The server named `*` is used as a default when a specific authorization for a server is not found.

[
{
"id": "CL",
"cpu": 0.002,
"io": 0.002,
"netin": 0.0,
"netout": 0.0,
"tables": []
},
{
"id": "H",
"cpu": 0.001,
"io": 0.001,
"netin": 0.0002,
"netout": 0.0002,
"tables": [
{
"name": "hospital",
"columns": ["patient", "disease", "treatment"],
"authorizations": [
{
"server": "H",
"v": ["patient", "disease", "treatment"],
"e": []
},
{
"server": "I",
"v": ["patient"],
"e": ["disease", "treatment"]
},
{
"server": "D",
"v": [],
"e": ["patient", "disease", "treatment"]
},
{
"server": "CL",
"v": ["patient", "disease", "treatment"],
"e": []
},
{
"server": "*",
"v": [],
"e": ["patient", "disease", "treatment"]
}
]
}
]
},
{
"id": "I",
"cpu": 0.0012,
"io": 0.0012,
"netin": 0.0005,
"netout": 0.0005,
"tables": [
{
"name": "insurance",
"columns": ["customer", "premium"],
"authorizations": [
{
"server": "H",
"v": [],
"e": ["customer", "premium"]
},
{
"server": "I",
"v": ["customer", "premium"],
"e": []
},
{
"server": "D",
"v": [],
"e": ["customer", "premium"]
},
{
"server": "CL",
"v": ["customer", "premium"],
"e": []
},
{
"server": "*",
"v": [],
"e": []
}
]
}
]
},
{
"id": "D",
"cpu": 0.002,
"io": 0.0008,
"netin": 0.0005,
"netout": 0.0005,
"tables": [
{
"name": "dhs",
"columns": ["SSN", "employer", "salary"],
"authorizations": [
{
"server": "H",
"v": [],
"e": ["SSN", "employer", "salary"]
},
{
"server": "I",
"v": ["SSN", "employer"],
"e": ["salary"]
},
{
"server": "D",
"v": ["SSN", "employer", "salary"],
"e": []
},
{
"server": "CL",
"v": ["SSN", "employer", "salary"],
"e": []
},
{
"server": "*",
"v": [],
"e": ["SSN", "salary"]
}
]
}
]
}
]

### Other information

* The names of the columns must be unique.
* It works with projections, single selections and aggregates.

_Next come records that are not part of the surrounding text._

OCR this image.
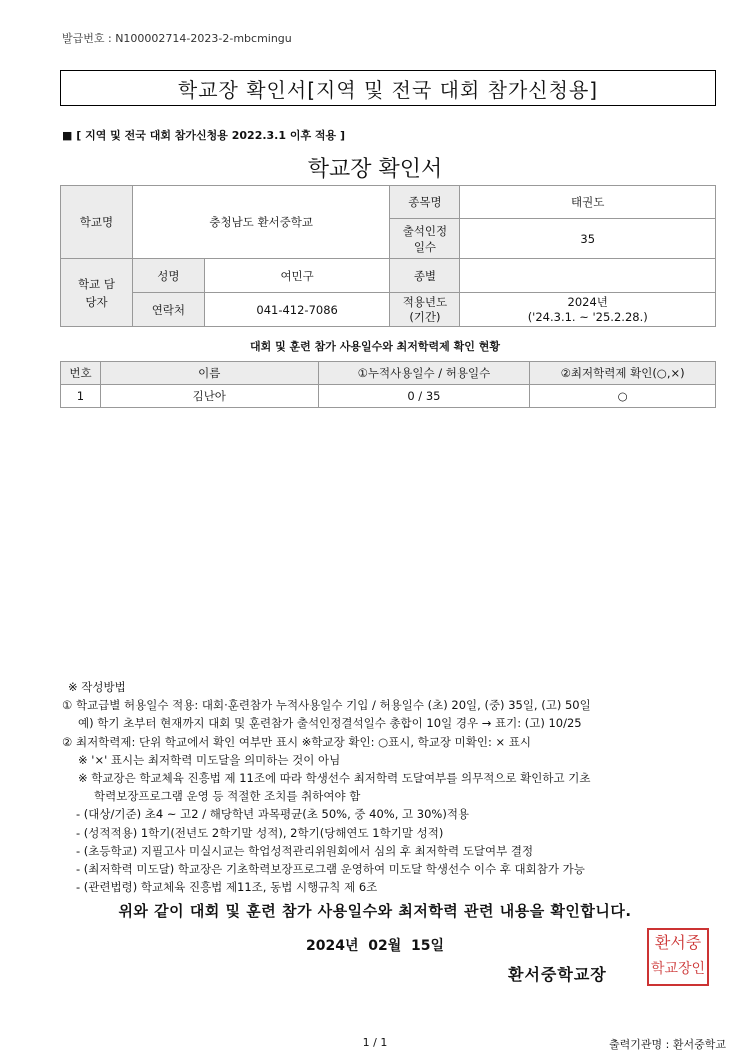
발급번호 : N100002714-2023-2-mbcmingu
학교장 확인서[지역 및 전국 대회 참가신청용]
■ [ 지역 및 전국 대회 참가신청용 2022.3.1 이후 적용 ]
학교장 확인서
학교명	충청남도 환서중학교		종목명	태권도
			출석인정 일수	35
학교 담당자	성명	여민구	종별	
	연락처	041-412-7086	적용년도 (기간)	2024년
('24.3.1. ~ '25.2.28.)
대회 및 훈련 참가 사용일수와 최저학력제 확인 현황
번호	이름	①누적사용일수 / 허용일수	②최저학력제 확인(○,×)
1	김난아	0 / 35	○
※ 작성방법
① 학교급별 허용일수 적용: 대회·훈련참가 누적사용일수 기입 / 허용일수 (초) 20일, (중) 35일, (고) 50일
예) 학기 초부터 현재까지 대회 및 훈련참가 출석인정결석일수 총합이 10일 경우 → 표기: (고) 10/25
② 최저학력제: 단위 학교에서 확인 여부만 표시 ※학교장 확인: ○표시, 학교장 미확인: × 표시
※ '×' 표시는 최저학력 미도달을 의미하는 것이 아님
※ 학교장은 학교체육 진흥법 제 11조에 따라 학생선수 최저학력 도달여부를 의무적으로 확인하고 기초
학력보장프로그램 운영 등 적절한 조치를 취하여야 함
- (대상/기준) 초4 ~ 고2 / 해당학년 과목평균(초 50%, 중 40%, 고 30%)적용
- (성적적용) 1학기(전년도 2학기말 성적), 2학기(당해연도 1학기말 성적)
- (초등학교) 지필고사 미실시교는 학업성적관리위원회에서 심의 후 최저학력 도달여부 결정
- (최저학력 미도달) 학교장은 기초학력보장프로그램 운영하여 미도달 학생선수 이수 후 대회참가 가능
- (관련법령) 학교체육 진흥법 제11조, 동법 시행규칙 제 6조
위와 같이 대회 및 훈련 참가 사용일수와 최저학력 관련 내용을 확인합니다.
2024년  02월  15일
환서중학교장
환서중
학교장인
1 / 1	출력기관명 : 환서중학교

Jupiter invokes the optiq planner to generate a plan that is optimal on a single machine, then jupiter analyzes which servers are allowed to execute the every relational node and it select the combination that satisfies the authorization constraints while minimizing the total cost (based on the configuration).

### Examples

* Join two tables and project columns:

./jupiter.py config/servers test.db 'SELECT patient, disease, premium FROM hospital AS H JOIN insurance AS I ON H.patient = I.customer'

* Join two tables, project columns and filter the results:

./jupiter.py config/servers test.db 'SELECT patient, disease, premium FROM hospital AS H JOIN insurance AS I ON H.patient = I.customer WHERE H.patient > 1000'

### TPC-H database

You can generate a SQLite TPC-H database. To do that check the README in the tpch folder.